Today’s “religious freedom” advocates include syncretic Brazilian ayahuasca churches operating in the U.S. (such as União do Vegetal and Santo Daime) and a growing number of self-described psychedelic churches whose attorneys petition the Drug Enforcement Administration for RFRA exemptions. What they are pushing for through court orders or Drug Enforcement Agency recognition is narrow but powerful: the right to import, possess and administer otherwise prohibited sacraments such as ayahuasca/DMT and sometimes psilocybin or mescaline, as religious exercise.

The RFRA strategy began with a legal case brought by two Native American Church members who were denied unemployment benefits after being fired for sacramental peyote use. In the resulting 1990 U.S. Supreme Court decision, Employment Division v. Smith, the justices held that neutral, generally applicable laws could apply to religious practice without violating the First Amendment. The backlash was bipartisan: Congress enacted RFRA to restore the “compelling interest/least restrictive means” test for burdens on religion (later limited to the federal government).

In 1994, Congress separately amended the American Indian Religious Freedom Act to explicitly protect Native ceremonial peyote. In 2006, in Gonzales v. O Centro, the Supreme Court applied RFRA to uphold a church’s sacramental ayahuasca, requiring the government to justify prohibitions case by case, and today the DEA processes RFRA petitions for religious exemptions.

In short: The legal door newer groups now walk through was opened by struggles over peyote for Native Americans.

That history also reveals a double standard. Indigenous spiritual practices involving peyote or other medicines continue to face stigma, legal barriers and threats to their supply.

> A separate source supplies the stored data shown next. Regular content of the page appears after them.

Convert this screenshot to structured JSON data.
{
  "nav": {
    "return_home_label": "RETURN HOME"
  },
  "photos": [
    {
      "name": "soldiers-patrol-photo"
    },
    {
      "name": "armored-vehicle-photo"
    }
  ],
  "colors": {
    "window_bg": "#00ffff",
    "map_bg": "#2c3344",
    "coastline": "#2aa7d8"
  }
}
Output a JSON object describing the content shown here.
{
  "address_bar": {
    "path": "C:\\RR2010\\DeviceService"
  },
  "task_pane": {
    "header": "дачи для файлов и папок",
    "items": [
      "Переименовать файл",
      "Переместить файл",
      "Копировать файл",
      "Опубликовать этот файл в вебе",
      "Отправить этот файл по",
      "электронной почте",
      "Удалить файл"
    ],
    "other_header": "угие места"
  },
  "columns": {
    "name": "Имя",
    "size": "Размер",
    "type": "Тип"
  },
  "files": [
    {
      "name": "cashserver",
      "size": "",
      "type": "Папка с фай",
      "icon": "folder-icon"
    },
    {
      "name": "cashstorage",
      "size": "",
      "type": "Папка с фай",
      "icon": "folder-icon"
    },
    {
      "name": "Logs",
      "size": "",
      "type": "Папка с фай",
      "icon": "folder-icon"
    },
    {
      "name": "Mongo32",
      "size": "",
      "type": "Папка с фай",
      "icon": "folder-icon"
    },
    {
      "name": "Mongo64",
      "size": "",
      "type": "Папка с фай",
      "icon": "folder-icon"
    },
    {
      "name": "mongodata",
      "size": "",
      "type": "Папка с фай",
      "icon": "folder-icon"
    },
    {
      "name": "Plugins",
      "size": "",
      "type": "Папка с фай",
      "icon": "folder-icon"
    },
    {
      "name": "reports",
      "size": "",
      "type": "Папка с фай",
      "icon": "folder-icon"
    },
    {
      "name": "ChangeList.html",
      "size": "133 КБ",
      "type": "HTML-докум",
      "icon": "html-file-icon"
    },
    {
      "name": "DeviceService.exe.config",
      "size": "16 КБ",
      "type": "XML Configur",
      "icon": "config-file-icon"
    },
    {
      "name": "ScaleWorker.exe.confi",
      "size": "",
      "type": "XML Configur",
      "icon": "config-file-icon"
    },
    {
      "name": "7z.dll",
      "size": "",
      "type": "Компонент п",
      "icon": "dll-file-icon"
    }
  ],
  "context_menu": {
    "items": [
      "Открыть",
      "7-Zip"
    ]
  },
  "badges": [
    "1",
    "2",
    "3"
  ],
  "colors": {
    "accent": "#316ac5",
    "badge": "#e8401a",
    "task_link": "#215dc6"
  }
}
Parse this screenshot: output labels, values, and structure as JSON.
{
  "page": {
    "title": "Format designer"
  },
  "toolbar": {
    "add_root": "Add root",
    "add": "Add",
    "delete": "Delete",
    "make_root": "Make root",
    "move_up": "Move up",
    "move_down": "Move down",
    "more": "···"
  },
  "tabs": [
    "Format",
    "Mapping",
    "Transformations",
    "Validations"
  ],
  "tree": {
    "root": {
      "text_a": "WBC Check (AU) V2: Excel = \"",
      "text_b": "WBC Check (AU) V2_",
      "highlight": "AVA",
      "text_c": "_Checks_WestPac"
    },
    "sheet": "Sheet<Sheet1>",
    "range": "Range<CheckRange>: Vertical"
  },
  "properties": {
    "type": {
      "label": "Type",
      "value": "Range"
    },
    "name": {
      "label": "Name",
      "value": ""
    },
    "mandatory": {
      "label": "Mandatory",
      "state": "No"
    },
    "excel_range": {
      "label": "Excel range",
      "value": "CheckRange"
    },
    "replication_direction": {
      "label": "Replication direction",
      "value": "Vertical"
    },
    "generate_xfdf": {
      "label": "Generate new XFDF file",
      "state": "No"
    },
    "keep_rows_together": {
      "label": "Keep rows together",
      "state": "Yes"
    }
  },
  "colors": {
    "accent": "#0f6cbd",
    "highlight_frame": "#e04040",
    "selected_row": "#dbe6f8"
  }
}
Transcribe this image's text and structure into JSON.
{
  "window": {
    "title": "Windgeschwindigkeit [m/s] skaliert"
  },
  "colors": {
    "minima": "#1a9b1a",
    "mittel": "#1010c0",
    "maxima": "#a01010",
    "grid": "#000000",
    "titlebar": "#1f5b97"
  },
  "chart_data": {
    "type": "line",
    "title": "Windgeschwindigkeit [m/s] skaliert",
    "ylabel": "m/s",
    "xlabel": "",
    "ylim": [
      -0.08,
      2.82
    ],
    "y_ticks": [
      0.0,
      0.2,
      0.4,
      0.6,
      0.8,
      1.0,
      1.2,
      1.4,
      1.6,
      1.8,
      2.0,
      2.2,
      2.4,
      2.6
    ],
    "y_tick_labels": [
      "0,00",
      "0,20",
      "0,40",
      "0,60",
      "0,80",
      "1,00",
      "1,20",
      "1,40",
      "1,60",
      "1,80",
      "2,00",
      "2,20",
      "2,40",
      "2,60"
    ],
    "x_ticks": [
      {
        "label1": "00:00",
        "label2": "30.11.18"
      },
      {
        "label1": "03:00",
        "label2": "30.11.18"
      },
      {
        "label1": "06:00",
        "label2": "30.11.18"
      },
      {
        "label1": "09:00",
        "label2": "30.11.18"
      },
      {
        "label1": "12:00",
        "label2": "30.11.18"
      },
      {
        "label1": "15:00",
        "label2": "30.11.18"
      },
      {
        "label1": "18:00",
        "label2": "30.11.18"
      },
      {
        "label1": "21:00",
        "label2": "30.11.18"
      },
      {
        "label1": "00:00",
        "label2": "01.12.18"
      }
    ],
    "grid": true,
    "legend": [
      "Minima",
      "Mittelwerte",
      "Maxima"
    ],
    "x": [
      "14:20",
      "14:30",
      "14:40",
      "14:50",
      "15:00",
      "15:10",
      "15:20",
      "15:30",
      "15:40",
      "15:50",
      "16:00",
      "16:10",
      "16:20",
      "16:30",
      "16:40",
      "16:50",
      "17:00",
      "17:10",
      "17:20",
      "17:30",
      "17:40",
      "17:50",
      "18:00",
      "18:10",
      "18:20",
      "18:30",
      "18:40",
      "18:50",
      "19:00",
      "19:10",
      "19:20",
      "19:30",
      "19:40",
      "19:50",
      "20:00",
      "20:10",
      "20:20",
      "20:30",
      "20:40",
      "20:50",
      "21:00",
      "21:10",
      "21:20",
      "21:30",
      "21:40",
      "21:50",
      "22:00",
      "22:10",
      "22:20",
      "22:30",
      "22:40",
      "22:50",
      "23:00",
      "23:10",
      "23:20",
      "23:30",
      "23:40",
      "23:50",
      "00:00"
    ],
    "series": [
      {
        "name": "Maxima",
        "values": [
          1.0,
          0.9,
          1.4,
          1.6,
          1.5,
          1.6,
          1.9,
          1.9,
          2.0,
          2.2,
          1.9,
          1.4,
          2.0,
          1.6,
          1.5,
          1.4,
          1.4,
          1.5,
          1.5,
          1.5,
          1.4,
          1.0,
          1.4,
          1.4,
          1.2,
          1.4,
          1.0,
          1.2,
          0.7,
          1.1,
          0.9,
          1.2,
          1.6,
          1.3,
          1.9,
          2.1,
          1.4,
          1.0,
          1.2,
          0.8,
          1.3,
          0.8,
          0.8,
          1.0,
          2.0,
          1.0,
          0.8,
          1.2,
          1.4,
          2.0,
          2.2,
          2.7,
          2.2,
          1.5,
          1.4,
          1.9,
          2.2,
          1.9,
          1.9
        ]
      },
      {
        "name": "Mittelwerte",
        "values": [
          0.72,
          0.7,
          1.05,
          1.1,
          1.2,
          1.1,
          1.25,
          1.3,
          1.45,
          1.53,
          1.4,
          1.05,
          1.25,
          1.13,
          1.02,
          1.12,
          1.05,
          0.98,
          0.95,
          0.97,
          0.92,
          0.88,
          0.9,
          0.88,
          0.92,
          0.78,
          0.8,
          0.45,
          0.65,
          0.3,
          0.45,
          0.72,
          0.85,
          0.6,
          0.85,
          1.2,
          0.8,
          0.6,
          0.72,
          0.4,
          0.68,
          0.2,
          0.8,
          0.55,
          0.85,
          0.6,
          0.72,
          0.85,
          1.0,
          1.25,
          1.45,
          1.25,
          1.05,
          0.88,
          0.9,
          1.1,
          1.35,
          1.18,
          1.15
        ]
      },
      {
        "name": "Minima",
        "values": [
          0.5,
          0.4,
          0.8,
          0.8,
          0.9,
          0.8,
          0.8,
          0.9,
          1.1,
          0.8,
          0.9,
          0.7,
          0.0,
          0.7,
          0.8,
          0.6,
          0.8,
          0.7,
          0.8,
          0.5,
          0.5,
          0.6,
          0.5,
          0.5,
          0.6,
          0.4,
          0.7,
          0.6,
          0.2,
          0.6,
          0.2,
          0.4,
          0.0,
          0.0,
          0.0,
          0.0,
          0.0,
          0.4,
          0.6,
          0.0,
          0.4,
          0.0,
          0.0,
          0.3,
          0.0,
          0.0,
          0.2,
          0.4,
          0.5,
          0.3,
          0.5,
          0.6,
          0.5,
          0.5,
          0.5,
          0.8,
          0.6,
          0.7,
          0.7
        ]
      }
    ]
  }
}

This reversal of justice benefits new psychedelic religions, while tribal nations in the U.S. remain vulnerable despite treaty rights and the American Indian Religious Freedom Act.

Today, psychedelics are being recognized as tools for spiritual renewal. But for Indigenous peoples, they are not “new frontiers” or experimental sacraments — they are living traditions that survived generations of suppression. The church should honor this legacy. True healing will not come from adopting what was once condemned but from mending relationships and respecting the knowledge of those who kept these traditions alive.



If Christianity genuinely wants to engage with psychedelics, it must repent. It needs to confront its history of suppressing Indigenous spiritual practices and take concrete steps toward reconciliation. This includes recognizing the origins of these medicines, supporting Indigenous sovereignty and conservation, and centering Indigenous voices in discussions about law, theology and practice. Anything less risks repeating history — not as healing, but as another chapter of colonial exploitation.

(Christine Diindiisi McCleave, a member of the Turtle Mountain band of Ojibwe who holds a Ph.D. in Indigenous studies, is the former CEO of the National Native American Boarding School Healing Coalition. The views expressed in this commentary do not necessarily reflect those of Religion News Service.)